In Bezug auf die sensitive Beschaffenheit der Blatt- und Blütenstengel und der Ranken finden nahezu dieselben Bemerkungen Anwendung, wie in dem Falle der vollendeten Bewegungen kletternder Pflanzen. Da eine ungeheure Anzahl von Pflanzen, welche zu weit von einander entfernt stehenden Gruppen gehören, mit dieser Art der Empfindlichkeit ausgerüstet sind, so sollte man sie in einem eben beginnenden Zustande bei vielen Pflanzen finden, welche nicht Kletterer geworden sind. Dies ist der Fall: ich beobachtete, dass die jungen Blütenstiele der oben erwähnten Maurandia sich ein wenig nach der Seite hin bogen, welche berührt wurde. MORREN fand bei verschiedenen Spezies von Oxalis, dass sich die Blätter und ihre Stiele, besonders wenn sie einer heissen Sonne ausgesetzt gewesen waren, bewegten, sobald sie leise und wiederholt berührt wurden oder wenn die Pflanze erschüttert wurde. Ich wiederholte diese Beobachtungen an einigen anderen Spezies von Oxalis mit demselben Resultat; bei einigen von ihnen war die Bewegung deutlich, war aber am besten an den jungen Blättern zu sehen; bei anderen war sie äußerst unbedeutend. Es ist eine noch bedeutungsvollere Tatsache, dass nach der hohen Autorität HOFMEISTER's die jungen Schösslinge und Blätter aller Pflanzen sich bewegen, wenn sie geschüttelt worden sind; und bei kletternden Pflanzen sind, wie man weiß, nur während der frühen Wachstumsstadien die Stengel und Ranken sensitiv.

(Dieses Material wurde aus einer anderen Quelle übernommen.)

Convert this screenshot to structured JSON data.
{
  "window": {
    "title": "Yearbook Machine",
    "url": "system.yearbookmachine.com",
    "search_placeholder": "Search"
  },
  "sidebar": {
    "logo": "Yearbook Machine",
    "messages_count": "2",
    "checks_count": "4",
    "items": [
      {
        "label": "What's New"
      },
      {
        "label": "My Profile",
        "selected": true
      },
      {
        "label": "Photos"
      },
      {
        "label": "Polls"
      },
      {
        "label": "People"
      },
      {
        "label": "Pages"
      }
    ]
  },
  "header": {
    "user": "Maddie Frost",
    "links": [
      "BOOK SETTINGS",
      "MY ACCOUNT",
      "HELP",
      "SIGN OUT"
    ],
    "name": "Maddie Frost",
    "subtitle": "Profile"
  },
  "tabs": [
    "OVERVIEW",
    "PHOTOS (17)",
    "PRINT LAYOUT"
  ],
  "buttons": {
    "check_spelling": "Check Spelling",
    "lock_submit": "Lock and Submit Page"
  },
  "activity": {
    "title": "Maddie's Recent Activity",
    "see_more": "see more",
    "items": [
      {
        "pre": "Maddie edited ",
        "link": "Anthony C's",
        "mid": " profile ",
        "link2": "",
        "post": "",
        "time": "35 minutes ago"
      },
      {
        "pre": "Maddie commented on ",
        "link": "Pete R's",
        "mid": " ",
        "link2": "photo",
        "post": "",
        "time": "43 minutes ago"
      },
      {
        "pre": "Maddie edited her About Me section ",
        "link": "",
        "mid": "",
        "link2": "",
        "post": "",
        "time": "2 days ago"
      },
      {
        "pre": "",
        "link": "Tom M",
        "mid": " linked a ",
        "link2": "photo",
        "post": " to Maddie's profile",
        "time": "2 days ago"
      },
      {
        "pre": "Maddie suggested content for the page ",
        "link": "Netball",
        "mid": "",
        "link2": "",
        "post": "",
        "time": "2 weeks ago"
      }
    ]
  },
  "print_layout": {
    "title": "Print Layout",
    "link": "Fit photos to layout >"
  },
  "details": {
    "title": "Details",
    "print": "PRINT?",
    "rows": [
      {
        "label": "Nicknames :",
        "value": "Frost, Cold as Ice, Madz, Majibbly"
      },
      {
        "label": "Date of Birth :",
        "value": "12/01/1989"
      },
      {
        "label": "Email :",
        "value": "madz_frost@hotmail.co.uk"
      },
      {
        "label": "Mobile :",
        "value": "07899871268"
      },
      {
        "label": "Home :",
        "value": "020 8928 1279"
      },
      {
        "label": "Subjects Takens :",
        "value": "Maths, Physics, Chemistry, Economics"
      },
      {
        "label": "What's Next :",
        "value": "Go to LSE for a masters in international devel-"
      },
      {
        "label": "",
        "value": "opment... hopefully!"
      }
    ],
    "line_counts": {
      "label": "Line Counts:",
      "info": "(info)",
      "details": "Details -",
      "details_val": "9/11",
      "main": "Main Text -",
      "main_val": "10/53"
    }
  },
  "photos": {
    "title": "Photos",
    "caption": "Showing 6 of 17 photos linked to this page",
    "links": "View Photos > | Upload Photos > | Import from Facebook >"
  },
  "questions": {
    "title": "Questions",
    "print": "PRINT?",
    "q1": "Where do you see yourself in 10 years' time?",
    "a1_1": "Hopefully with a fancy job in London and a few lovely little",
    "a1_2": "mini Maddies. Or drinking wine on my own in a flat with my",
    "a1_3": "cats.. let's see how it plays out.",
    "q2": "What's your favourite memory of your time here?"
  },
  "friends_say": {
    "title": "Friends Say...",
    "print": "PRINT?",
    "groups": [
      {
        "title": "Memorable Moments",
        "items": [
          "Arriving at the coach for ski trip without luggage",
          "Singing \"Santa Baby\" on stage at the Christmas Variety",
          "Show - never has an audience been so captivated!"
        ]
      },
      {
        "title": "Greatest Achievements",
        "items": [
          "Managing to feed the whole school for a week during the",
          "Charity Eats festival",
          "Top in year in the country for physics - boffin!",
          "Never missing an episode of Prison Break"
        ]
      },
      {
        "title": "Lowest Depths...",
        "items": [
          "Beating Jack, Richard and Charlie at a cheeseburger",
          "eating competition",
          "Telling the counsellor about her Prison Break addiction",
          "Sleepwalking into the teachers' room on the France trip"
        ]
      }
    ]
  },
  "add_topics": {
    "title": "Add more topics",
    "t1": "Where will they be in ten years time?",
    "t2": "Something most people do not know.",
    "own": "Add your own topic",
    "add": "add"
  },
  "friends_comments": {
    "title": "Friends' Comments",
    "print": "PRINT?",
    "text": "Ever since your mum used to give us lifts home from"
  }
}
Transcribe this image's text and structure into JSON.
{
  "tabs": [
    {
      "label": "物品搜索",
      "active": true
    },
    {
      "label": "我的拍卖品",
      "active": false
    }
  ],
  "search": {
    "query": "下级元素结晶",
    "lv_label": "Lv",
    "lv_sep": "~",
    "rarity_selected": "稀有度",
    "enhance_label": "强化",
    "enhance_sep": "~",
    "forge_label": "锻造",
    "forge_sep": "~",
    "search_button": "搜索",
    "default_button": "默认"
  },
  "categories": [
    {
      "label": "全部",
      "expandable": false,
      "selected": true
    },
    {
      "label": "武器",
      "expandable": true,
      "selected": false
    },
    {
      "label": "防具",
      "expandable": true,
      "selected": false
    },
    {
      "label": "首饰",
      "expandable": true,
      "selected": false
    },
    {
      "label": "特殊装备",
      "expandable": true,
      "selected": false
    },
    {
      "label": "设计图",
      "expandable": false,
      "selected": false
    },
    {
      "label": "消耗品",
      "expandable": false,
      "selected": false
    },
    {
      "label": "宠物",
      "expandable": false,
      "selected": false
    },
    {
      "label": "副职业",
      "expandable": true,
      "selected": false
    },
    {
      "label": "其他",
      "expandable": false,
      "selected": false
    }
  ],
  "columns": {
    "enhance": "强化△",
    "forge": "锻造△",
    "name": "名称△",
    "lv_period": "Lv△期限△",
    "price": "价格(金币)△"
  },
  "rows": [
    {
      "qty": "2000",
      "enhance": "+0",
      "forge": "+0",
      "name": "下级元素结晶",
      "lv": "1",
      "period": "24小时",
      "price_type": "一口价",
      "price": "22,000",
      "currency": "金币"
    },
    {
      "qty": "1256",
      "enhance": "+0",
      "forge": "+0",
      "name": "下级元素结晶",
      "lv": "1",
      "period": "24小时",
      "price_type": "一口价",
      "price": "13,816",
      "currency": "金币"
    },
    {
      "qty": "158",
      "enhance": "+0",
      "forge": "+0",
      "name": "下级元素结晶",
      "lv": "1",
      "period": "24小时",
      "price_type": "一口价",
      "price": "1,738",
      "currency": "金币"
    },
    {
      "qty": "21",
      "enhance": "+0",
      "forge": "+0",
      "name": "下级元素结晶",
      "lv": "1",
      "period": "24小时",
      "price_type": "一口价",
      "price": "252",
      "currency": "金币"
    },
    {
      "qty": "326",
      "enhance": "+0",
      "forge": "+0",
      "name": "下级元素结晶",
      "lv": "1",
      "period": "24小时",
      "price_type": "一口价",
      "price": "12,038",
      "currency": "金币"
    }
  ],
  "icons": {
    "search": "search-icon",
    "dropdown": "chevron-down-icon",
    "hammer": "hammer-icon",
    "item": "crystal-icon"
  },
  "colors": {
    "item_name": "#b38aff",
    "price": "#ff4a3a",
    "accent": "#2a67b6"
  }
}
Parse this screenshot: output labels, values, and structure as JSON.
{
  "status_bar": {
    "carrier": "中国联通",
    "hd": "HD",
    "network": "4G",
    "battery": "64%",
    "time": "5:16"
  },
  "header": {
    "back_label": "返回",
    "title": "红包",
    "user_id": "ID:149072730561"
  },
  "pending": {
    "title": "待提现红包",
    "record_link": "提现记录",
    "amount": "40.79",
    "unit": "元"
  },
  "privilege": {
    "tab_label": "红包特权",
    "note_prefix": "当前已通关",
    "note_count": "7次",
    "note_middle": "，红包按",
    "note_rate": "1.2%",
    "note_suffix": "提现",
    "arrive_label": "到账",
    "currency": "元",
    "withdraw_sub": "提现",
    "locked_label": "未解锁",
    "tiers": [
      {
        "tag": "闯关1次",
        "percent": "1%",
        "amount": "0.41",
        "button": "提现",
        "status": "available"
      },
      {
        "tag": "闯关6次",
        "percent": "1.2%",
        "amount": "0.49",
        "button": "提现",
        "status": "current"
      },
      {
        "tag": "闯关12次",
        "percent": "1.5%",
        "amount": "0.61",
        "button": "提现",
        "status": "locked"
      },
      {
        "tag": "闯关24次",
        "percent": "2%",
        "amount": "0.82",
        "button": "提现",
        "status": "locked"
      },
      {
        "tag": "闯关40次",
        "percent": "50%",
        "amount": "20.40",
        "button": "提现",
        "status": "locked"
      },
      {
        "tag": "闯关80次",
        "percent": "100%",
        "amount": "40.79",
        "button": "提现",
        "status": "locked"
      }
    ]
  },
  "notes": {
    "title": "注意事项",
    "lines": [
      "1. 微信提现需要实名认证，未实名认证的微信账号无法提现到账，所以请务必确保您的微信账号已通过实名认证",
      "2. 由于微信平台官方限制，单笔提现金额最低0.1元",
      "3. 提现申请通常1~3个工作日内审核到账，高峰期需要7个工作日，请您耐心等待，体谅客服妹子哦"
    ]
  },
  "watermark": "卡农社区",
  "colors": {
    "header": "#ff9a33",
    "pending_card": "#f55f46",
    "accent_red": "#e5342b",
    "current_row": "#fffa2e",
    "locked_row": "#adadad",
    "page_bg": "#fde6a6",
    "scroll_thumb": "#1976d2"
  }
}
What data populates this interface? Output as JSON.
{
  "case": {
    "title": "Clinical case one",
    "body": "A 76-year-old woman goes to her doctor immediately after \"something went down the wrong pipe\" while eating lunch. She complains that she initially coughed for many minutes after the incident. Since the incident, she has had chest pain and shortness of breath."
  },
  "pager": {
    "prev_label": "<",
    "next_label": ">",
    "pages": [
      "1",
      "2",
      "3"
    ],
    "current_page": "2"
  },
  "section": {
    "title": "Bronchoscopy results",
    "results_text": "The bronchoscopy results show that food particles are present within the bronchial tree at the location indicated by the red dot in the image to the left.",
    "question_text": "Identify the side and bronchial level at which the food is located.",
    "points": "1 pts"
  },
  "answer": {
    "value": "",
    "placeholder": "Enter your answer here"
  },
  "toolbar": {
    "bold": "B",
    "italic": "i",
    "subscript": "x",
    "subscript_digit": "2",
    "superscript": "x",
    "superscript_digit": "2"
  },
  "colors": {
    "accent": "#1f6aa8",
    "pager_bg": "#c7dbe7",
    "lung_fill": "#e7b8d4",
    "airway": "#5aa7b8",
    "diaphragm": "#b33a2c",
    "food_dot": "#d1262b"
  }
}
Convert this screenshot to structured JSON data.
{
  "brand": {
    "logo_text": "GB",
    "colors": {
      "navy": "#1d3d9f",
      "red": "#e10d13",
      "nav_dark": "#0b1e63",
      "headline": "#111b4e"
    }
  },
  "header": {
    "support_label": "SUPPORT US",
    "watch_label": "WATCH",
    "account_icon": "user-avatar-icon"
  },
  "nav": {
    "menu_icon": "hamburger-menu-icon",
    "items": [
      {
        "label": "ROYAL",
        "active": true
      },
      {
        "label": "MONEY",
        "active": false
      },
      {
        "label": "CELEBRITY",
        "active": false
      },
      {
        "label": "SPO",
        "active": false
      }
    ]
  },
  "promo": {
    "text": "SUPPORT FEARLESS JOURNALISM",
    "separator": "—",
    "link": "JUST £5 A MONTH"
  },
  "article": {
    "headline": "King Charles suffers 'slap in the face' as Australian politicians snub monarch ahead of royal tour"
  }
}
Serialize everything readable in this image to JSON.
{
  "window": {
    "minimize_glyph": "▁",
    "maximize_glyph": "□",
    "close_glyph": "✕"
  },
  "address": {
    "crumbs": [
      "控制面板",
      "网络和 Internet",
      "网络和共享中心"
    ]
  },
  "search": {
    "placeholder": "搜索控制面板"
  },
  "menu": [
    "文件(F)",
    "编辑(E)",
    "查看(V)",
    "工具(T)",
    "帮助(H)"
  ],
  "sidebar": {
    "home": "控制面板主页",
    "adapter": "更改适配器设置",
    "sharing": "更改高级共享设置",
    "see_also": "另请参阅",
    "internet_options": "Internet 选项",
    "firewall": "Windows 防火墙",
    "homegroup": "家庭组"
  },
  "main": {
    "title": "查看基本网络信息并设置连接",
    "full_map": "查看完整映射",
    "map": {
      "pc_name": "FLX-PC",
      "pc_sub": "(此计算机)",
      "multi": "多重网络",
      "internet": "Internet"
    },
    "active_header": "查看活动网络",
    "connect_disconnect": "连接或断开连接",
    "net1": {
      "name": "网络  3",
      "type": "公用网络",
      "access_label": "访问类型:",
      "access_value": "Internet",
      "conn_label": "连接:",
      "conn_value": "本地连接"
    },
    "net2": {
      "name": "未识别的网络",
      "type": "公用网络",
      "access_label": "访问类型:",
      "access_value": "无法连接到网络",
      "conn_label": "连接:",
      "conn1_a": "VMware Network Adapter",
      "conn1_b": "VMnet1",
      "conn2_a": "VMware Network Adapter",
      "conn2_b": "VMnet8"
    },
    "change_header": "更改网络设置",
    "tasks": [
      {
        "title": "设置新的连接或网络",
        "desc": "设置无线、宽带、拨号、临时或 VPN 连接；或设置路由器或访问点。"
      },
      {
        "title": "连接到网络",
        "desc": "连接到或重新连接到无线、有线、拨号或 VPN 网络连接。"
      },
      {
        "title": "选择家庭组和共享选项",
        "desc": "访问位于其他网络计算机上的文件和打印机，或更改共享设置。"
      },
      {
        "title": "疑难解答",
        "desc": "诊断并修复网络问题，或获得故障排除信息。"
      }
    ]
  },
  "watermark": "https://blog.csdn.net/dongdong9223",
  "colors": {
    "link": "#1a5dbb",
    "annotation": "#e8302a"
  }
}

Es ist kaum möglich, dass die oben erwähnten unbedeutenden, in Folge einer Berührung oder Erschütterung an den jungen und wachsenden Organen von Pflanzen auftretenden Bewegungen für sie von irgend einer funktionellen Bedeutung sein können. Pflanzen zeigen aber Bewegungsvermögen, in Abhängigkeit von verschiedenen Reizen, welche von offenbarer Bedeutung für sie sind, z.B. nach dem Lichte hin und seltener vom Lichte weg, gegen die Anziehung der Schwerkraft oder seltener in der Richtung derselben. Wenn die Nerven und Muskeln eines Tieres durch Galvanismus oder durch Absorption von Strychnin gereizt werden, so kann man die darauf folgenden Bewegungen zufällige nennen; denn die Nerven und Muskeln sind nicht speziell empfindlich für diese Reize gemacht worden. So scheint es auch bei Pflanzen zu sein; da sie das Vermögen der Bewegung als Antwort auf gewisse Reize haben, so werden sie durch eine Berührung oder Erschütterung in einer zufälligen Art gereizt. Es liegt daher keine große Schwierigkeit in der Annahme, dass es bei Blattkletterern und Rankenträgern diese Neigung ist, welche von der natürlichen Zuchtwahl zum Vorteil der Pflanze benützt und verstärkt worden ist. Es ist indessen aus Gründen, welche ich in meiner Abhandlung entwickelt habe, wahrscheinlich, dass dies nur bei Pflanzen eingetreten sein wird, welche bereits das Vermögen des Aufrollens erlangt hatten und dadurch Windeformen geworden waren.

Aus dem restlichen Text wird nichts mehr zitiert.